In his address on to the AICPA conference in Washington last month, Cox reported on the progress over 100 nations are making on the development of International Financial Reporting Standards and the adoption of eXtensible Business Reporting Language (XBRL). “There is a large risk, he says, in the rapid increase in global trading and investment that is getting ahead of the ability of accounting standards and financial analysis to provide investors with comparable information in a form they can readily use and understand.” U.S. investors are not used to the “shark-infested seas” of international trade compared to the “relatively placid safe harbors at home,” he said, “while investors around the world are discovering, the hard way, the need for transparency and the rule of law.”
The best way to protect investors in a global economy, from the SEC’s perspective is to ensure that financial reporting information from different countries is comparable and reliable and that, in markets at least, the world speaks a common language. Today the chairman spends nearly half his time in helping to make that happen.

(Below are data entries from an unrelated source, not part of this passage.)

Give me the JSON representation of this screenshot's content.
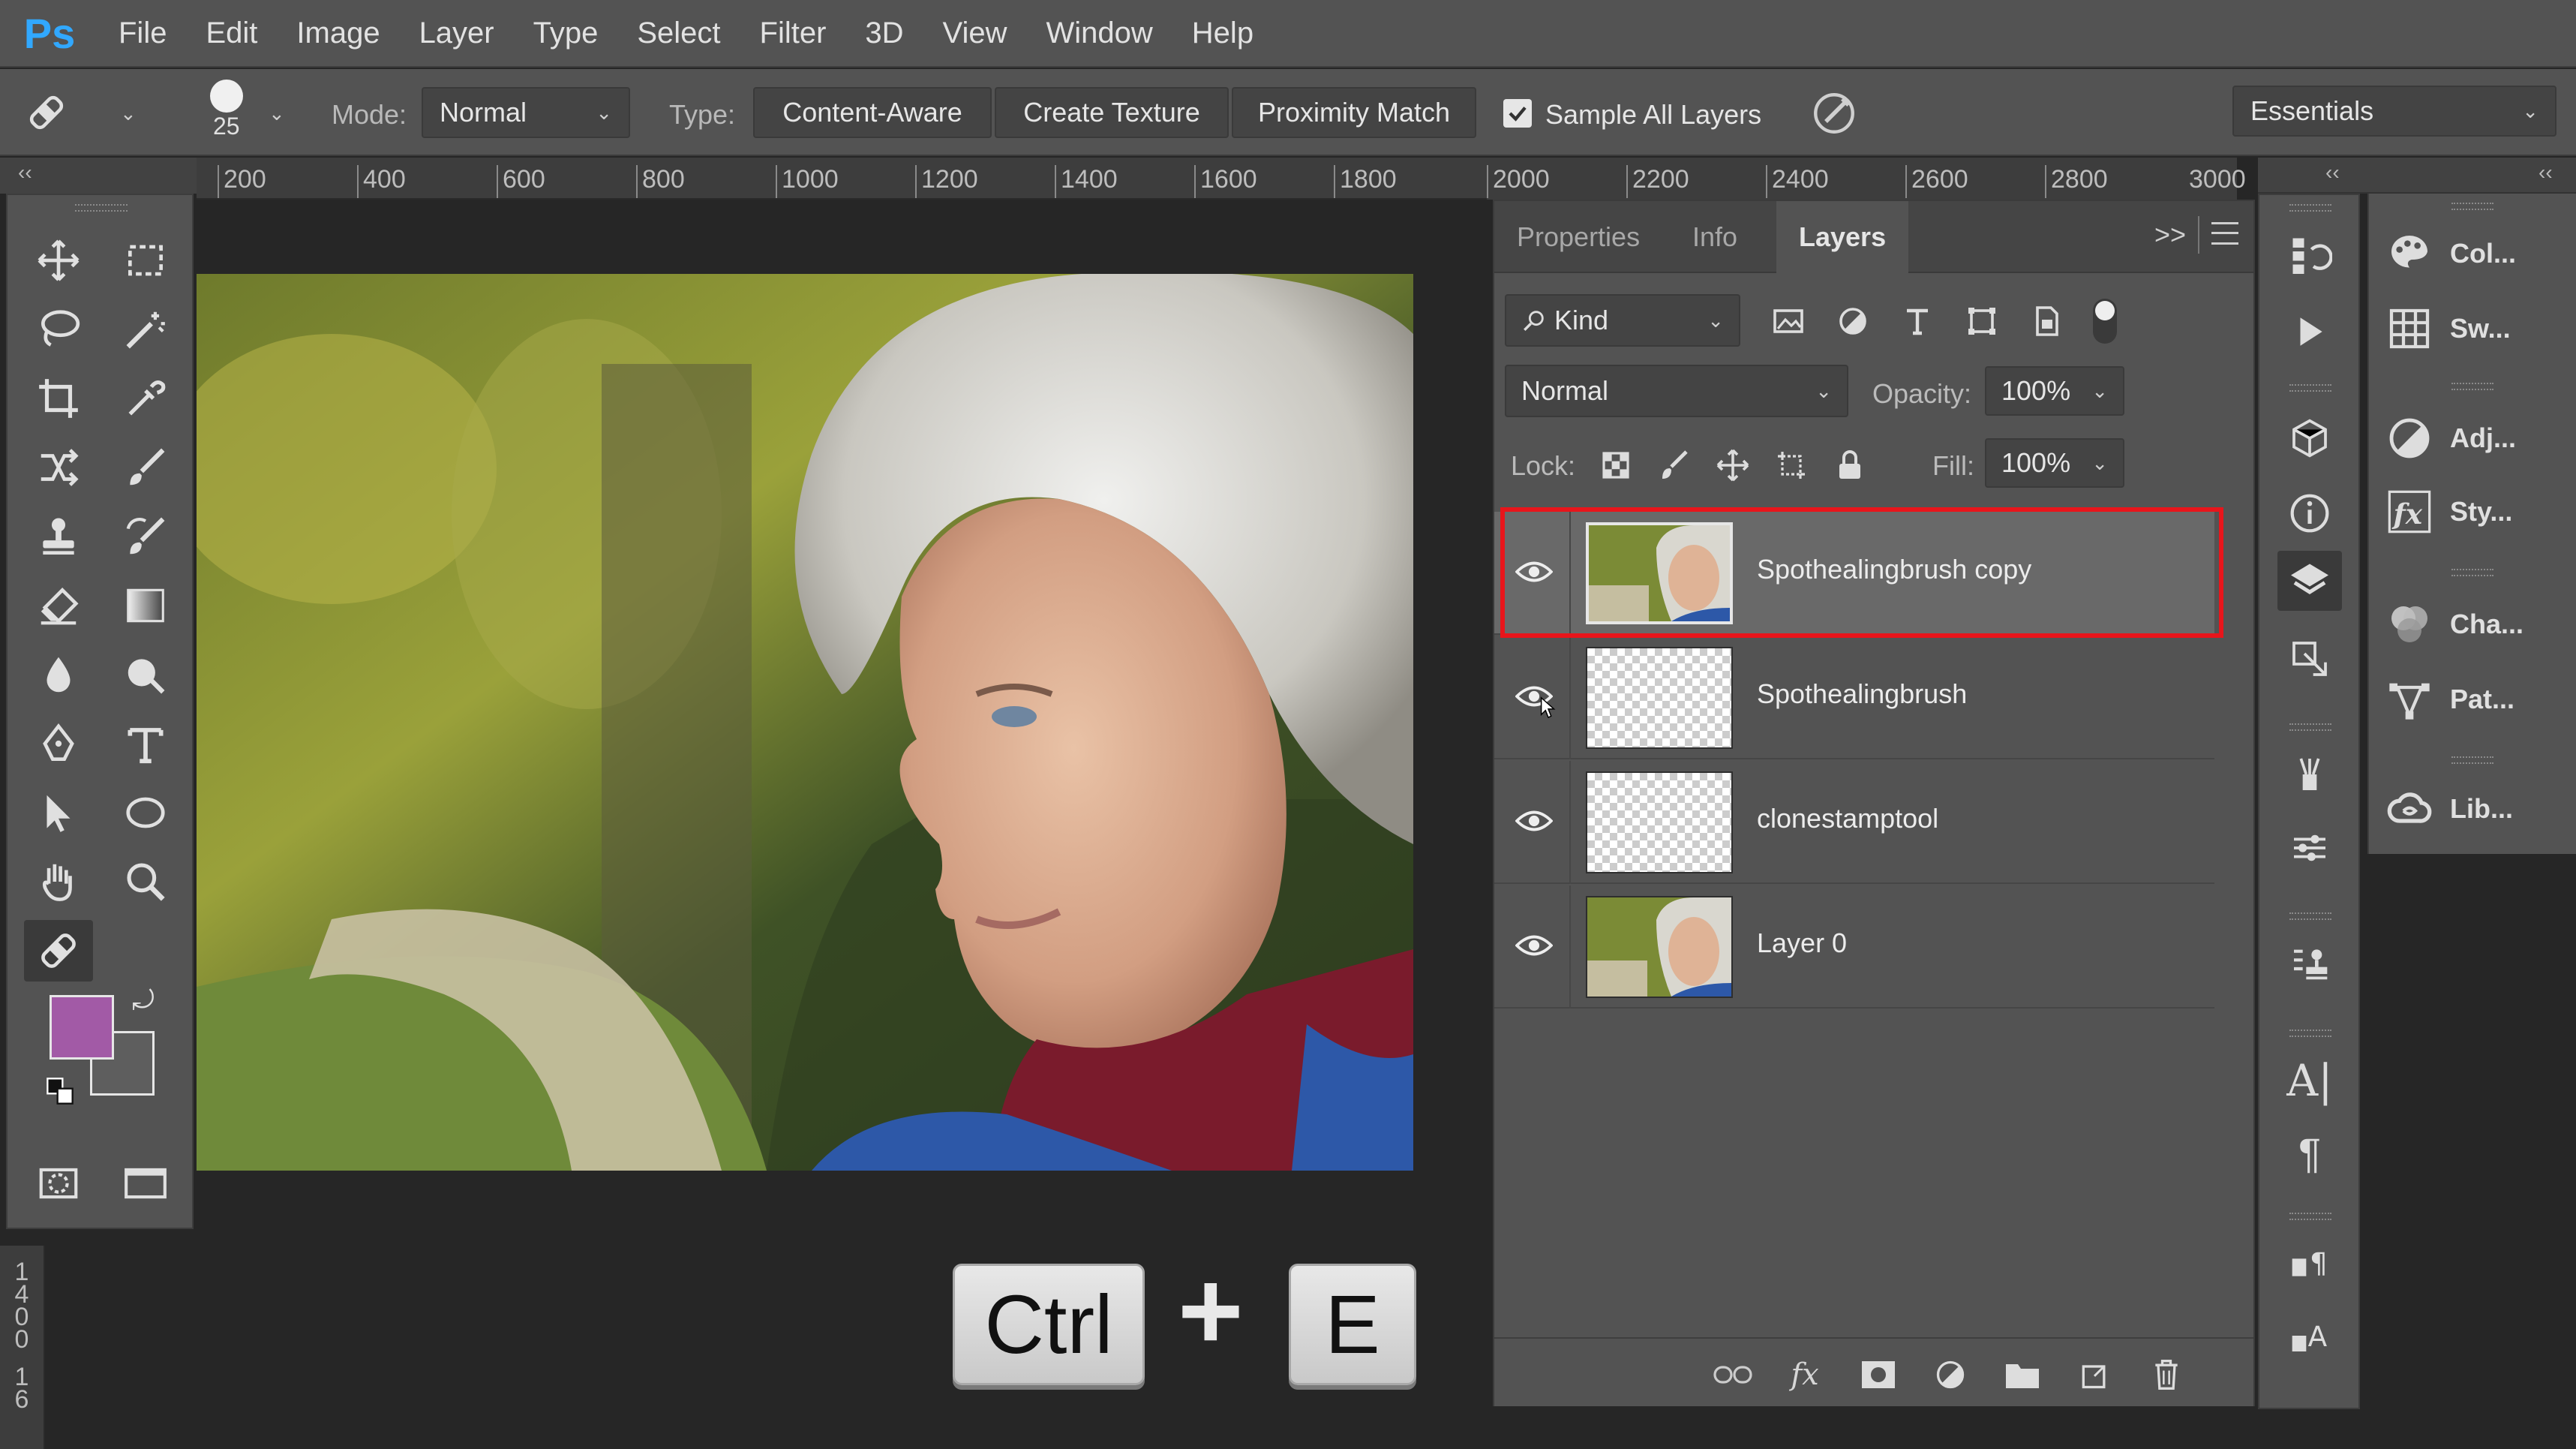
{
  "app": {
    "logo": "Ps"
  },
  "menu": [
    "File",
    "Edit",
    "Image",
    "Layer",
    "Type",
    "Select",
    "Filter",
    "3D",
    "View",
    "Window",
    "Help"
  ],
  "options": {
    "brush_size": "25",
    "mode_label": "Mode:",
    "mode_value": "Normal",
    "type_label": "Type:",
    "type_buttons": [
      "Content-Aware",
      "Create Texture",
      "Proximity Match"
    ],
    "sample_all_layers": "Sample All Layers",
    "workspace": "Essentials"
  },
  "ruler": {
    "h": [
      "200",
      "400",
      "600",
      "800",
      "1000",
      "1200",
      "1400",
      "1600",
      "1800",
      "2000",
      "2200",
      "2400",
      "2600",
      "2800",
      "3000"
    ],
    "v": [
      "1",
      "4",
      "0",
      "0",
      "1",
      "6"
    ]
  },
  "colors": {
    "foreground": "#a25aa6",
    "background": "#5e5e5e",
    "highlight": "#e8151b",
    "ps_blue": "#31a8ff"
  },
  "keys": {
    "ctrl": "Ctrl",
    "plus": "+",
    "e": "E"
  },
  "panel": {
    "tabs": [
      "Properties",
      "Info",
      "Layers"
    ],
    "kind_label": "Kind",
    "blend_mode": "Normal",
    "opacity_label": "Opacity:",
    "opacity_value": "100%",
    "lock_label": "Lock:",
    "fill_label": "Fill:",
    "fill_value": "100%",
    "collapse": ">>",
    "layers": [
      {
        "name": "Spothealingbrush copy",
        "thumb": "photo",
        "visible": true,
        "selected": true
      },
      {
        "name": "Spothealingbrush",
        "thumb": "transparent",
        "visible": true,
        "selected": false
      },
      {
        "name": "clonestamptool",
        "thumb": "transparent",
        "visible": true,
        "selected": false
      },
      {
        "name": "Layer 0",
        "thumb": "photo",
        "visible": true,
        "selected": false
      }
    ]
  },
  "side_panels": [
    "Col...",
    "Sw...",
    "Adj...",
    "Sty...",
    "Cha...",
    "Pat...",
    "Lib..."
  ]
}
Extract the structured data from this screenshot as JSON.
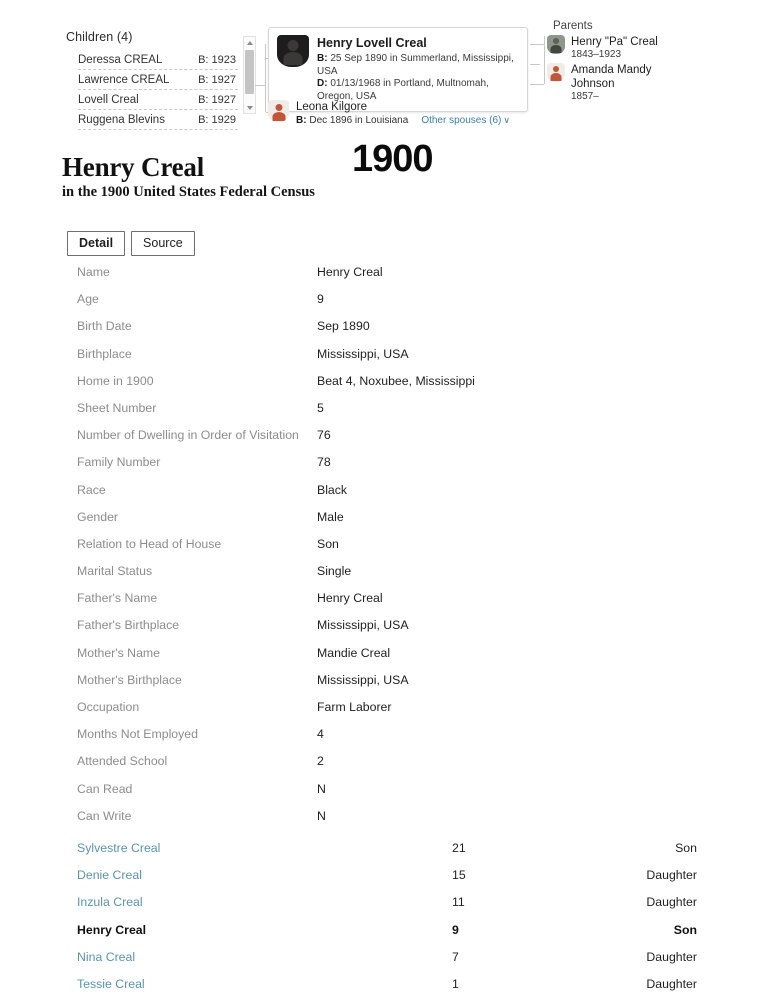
{
  "tree": {
    "children_panel": {
      "heading": "Children (4)",
      "rows": [
        {
          "name": "Deressa CREAL",
          "birth": "B: 1923"
        },
        {
          "name": "Lawrence CREAL",
          "birth": "B: 1927"
        },
        {
          "name": "Lovell Creal",
          "birth": "B: 1927"
        },
        {
          "name": "Ruggena Blevins",
          "birth": "B: 1929"
        }
      ]
    },
    "focus_person": {
      "name": "Henry Lovell Creal",
      "birth_label": "B:",
      "birth": "25 Sep 1890 in Summerland, Mississippi, USA",
      "death_label": "D:",
      "death": "01/13/1968 in Portland, Multnomah, Oregon, USA"
    },
    "spouse": {
      "name": "Leona Kilgore",
      "birth_label": "B:",
      "birth": "Dec 1896 in Louisiana",
      "other_spouses_link": "Other spouses (6)",
      "chevron": "∨"
    },
    "parents": {
      "heading": "Parents",
      "rows": [
        {
          "name": "Henry \"Pa\" Creal",
          "dates": "1843–1923"
        },
        {
          "name": "Amanda Mandy Johnson",
          "dates": "1857–"
        }
      ]
    }
  },
  "header": {
    "person_title": "Henry Creal",
    "subtitle": "in the 1900 United States Federal Census",
    "year": "1900"
  },
  "tabs": [
    {
      "label": "Detail",
      "active": true
    },
    {
      "label": "Source",
      "active": false
    }
  ],
  "detail": {
    "rows": [
      {
        "label": "Name",
        "value": "Henry Creal"
      },
      {
        "label": "Age",
        "value": "9"
      },
      {
        "label": "Birth Date",
        "value": "Sep 1890"
      },
      {
        "label": "Birthplace",
        "value": "Mississippi, USA"
      },
      {
        "label": "Home in 1900",
        "value": "Beat 4, Noxubee, Mississippi"
      },
      {
        "label": "Sheet Number",
        "value": "5"
      },
      {
        "label": "Number of Dwelling in Order of Visitation",
        "value": "76"
      },
      {
        "label": "Family Number",
        "value": "78"
      },
      {
        "label": "Race",
        "value": "Black"
      },
      {
        "label": "Gender",
        "value": "Male"
      },
      {
        "label": "Relation to Head of House",
        "value": "Son"
      },
      {
        "label": "Marital Status",
        "value": "Single"
      },
      {
        "label": "Father's Name",
        "value": "Henry Creal"
      },
      {
        "label": "Father's Birthplace",
        "value": "Mississippi, USA"
      },
      {
        "label": "Mother's Name",
        "value": "Mandie Creal"
      },
      {
        "label": "Mother's Birthplace",
        "value": "Mississippi, USA"
      },
      {
        "label": "Occupation",
        "value": "Farm Laborer"
      },
      {
        "label": "Months Not Employed",
        "value": "4"
      },
      {
        "label": "Attended School",
        "value": "2"
      },
      {
        "label": "Can Read",
        "value": "N"
      },
      {
        "label": "Can Write",
        "value": "N"
      }
    ]
  },
  "household": {
    "rows": [
      {
        "name": "Sylvestre Creal",
        "age": "21",
        "relation": "Son",
        "current": false
      },
      {
        "name": "Denie Creal",
        "age": "15",
        "relation": "Daughter",
        "current": false
      },
      {
        "name": "Inzula Creal",
        "age": "11",
        "relation": "Daughter",
        "current": false
      },
      {
        "name": "Henry Creal",
        "age": "9",
        "relation": "Son",
        "current": true
      },
      {
        "name": "Nina Creal",
        "age": "7",
        "relation": "Daughter",
        "current": false
      },
      {
        "name": "Tessie Creal",
        "age": "1",
        "relation": "Daughter",
        "current": false
      }
    ]
  },
  "colors": {
    "link": "#5b93ad",
    "spouse_link": "#3b7fa6",
    "label": "#8c8c8c",
    "value": "#1f1f1f"
  }
}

From the SEC’s perspective, Cox declared, “IFRS is coming. XBRL is coming. And mutual recognition is coming.” The full text of his address is available on the SEC website, in which he details the progress that has been made in each of these areas.
Mutual recognition would in theory allow U.S. investors to have the benefit of direct access to foreign markets, or possibly foreign broker-dealers, provided those entities are supervised in a foreign jurisdiction with high standards under a securities regulatory regime that is substantially comparable (though not necessarily identical) to that in the United States.